Visualising CNNs: The Class Appearance Model

In this example we will demonstrate the ClassAppearanceModel callback included in torchbearer. This implements one of the most simple (and therefore not always the most successful) deep visualisation techniques, discussed in the paper Deep Inside Convolutional Networks: Visualising Image Classification Models and Saliency Maps

Note: The easiest way to use this tutorial is as a colab notebook, which allows you to dive in with no setup. We recommend you enable a free GPU with

Runtime   →   Change runtime type   →   Hardware Accelerator: GPU

Install Torchbearer

First we install torchbearer if needed.

In [1]:
try:
    import torchbearer
except:
    !pip install -q torchbearer
    import torchbearer
    
print(torchbearer.__version__)
0.4.0.dev

Background

The process to obtain Figure 1 from the paper is simple, given a particular target class $c$, we use back-propagation to obtain

\begin{equation} \arg\!\max_I \; S_c(I) - \lambda\Vert I \Vert_2^2\; , \end{equation}

where $S_c(I)$ is the un-normalised score of $c$ for the image $I$ given by the network. The regularisation term $\Vert I \Vert_2^2$ is necessary to prevent the resultant image from becoming overly noisy. More recent visualisation techniques use much more advanced regularisers to obtain smoother, more realistic images.

Loading the Model

Since we are just running the callback on a pre-trained model, we don't need to load any data in this example. Instead, we use torchvision to load a VGG16 trained on ImageNet with the following:

In [2]:
import torch.nn as nn
import torchvision

class Model(nn.Module):
    def __init__(self):
        super(Model, self).__init__()
        self.net = torchvision.models.vgg16(True)

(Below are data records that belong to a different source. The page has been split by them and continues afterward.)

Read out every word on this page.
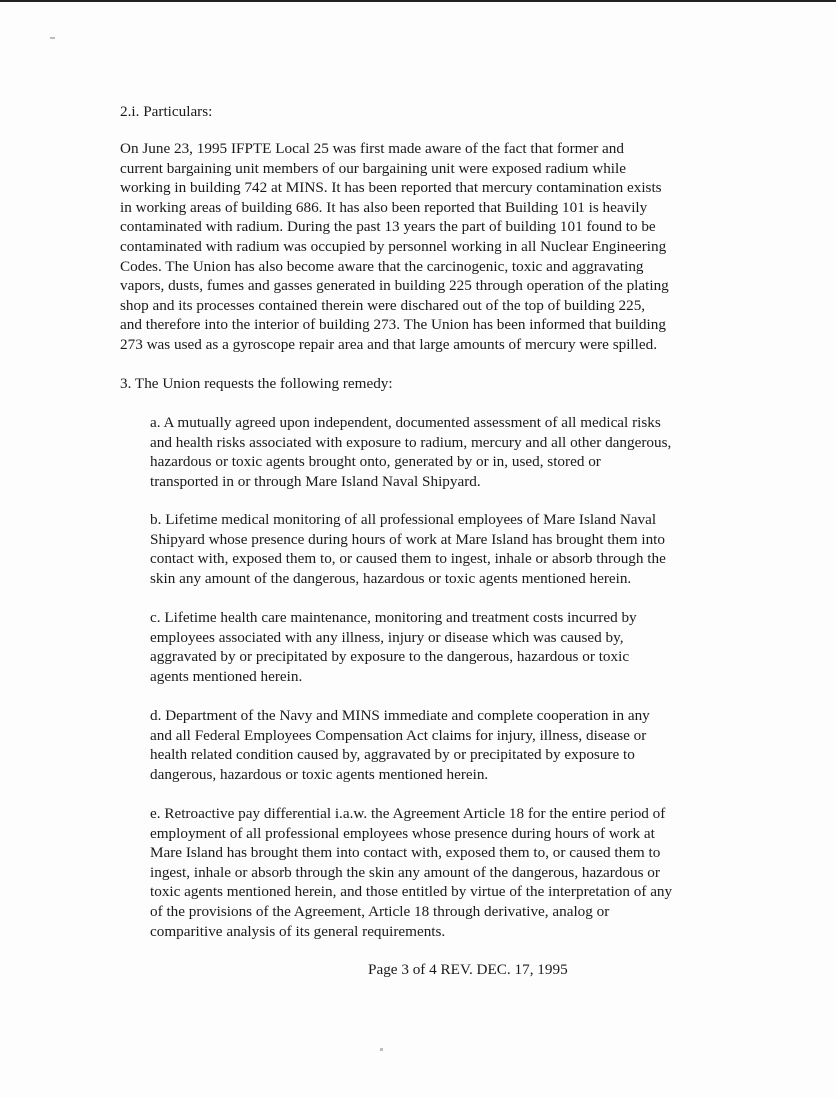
2.i. Particulars:
On June 23, 1995 IFPTE Local 25 was first made aware of the fact that former and
current bargaining unit members of our bargaining unit were exposed radium while
working in building 742 at MINS. It has been reported that mercury contamination exists
in working areas of building 686. It has also been reported that Building 101 is heavily
contaminated with radium. During the past 13 years the part of building 101 found to be
contaminated with radium was occupied by personnel working in all Nuclear Engineering
Codes. The Union has also become aware that the carcinogenic, toxic and aggravating
vapors, dusts, fumes and gasses generated in building 225 through operation of the plating
shop and its processes contained therein were dischared out of the top of building 225,
and therefore into the interior of building 273. The Union has been informed that building
273 was used as a gyroscope repair area and that large amounts of mercury were spilled.
3. The Union requests the following remedy:
a. A mutually agreed upon independent, documented assessment of all medical risks
and health risks associated with exposure to radium, mercury and all other dangerous,
hazardous or toxic agents brought onto, generated by or in, used, stored or
transported in or through Mare Island Naval Shipyard.
b. Lifetime medical monitoring of all professional employees of Mare Island Naval
Shipyard whose presence during hours of work at Mare Island has brought them into
contact with, exposed them to, or caused them to ingest, inhale or absorb through the
skin any amount of the dangerous, hazardous or toxic agents mentioned herein.
c. Lifetime health care maintenance, monitoring and treatment costs incurred by
employees associated with any illness, injury or disease which was caused by,
aggravated by or precipitated by exposure to the dangerous, hazardous or toxic
agents mentioned herein.
d. Department of the Navy and MINS immediate and complete cooperation in any
and all Federal Employees Compensation Act claims for injury, illness, disease or
health related condition caused by, aggravated by or precipitated by exposure to
dangerous, hazardous or toxic agents mentioned herein.
e. Retroactive pay differential i.a.w. the Agreement Article 18 for the entire period of
employment of all professional employees whose presence during hours of work at
Mare Island has brought them into contact with, exposed them to, or caused them to
ingest, inhale or absorb through the skin any amount of the dangerous, hazardous or
toxic agents mentioned herein, and those entitled by virtue of the interpretation of any
of the provisions of the Agreement, Article 18 through derivative, analog or
comparitive analysis of its general requirements.
Page 3 of 4 REV. DEC. 17, 1995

    def forward(self, input):
        if input is not None:
            return self.net(input)

model = Model()

We need to include the None check as we will initialise the Trial without a dataloader, and so it will pass None to the model forward.

Running with the Callback

When producing gradient based visualisations, we commonly need to include a transform to convert the input to the right space. For torchvisions ImageNet models we can use the following:

In [3]:
from torchvision import transforms

normalize = transforms.Normalize(
    mean=[0.485, 0.456, 0.406],
    std=[0.229, 0.224, 0.225]
)

Finally we can construct and run the Trial with:

In [4]:
%matplotlib inline
import matplotlib
matplotlib.rcParams['figure.figsize'] = (8.0, 8.0)

import torch
from torchbearer import Trial
from torchbearer.callbacks import imaging

device = 'cuda' if torch.cuda.is_available() else 'cpu'

trial = Trial(model, callbacks=[
    imaging.ClassAppearanceModel(1000, (3, 500, 500), steps=128, target=951, decay=0.002, in_transform=normalize)
              .on_val().to_pyplot().to_file('lemon.png'),
    imaging.ClassAppearanceModel(1000, (3, 500, 500), steps=128, target=968, decay=0.002, in_transform=normalize)
              .on_val().to_pyplot().to_file('cup.png'),
    imaging.ClassAppearanceModel(1000, (3, 500, 500), steps=128, target=543, decay=0.002, in_transform=normalize)
              .on_val().to_pyplot().to_file('dumbbell.png')
])
trial.for_val_steps(1).to(device)
trial.evaluate()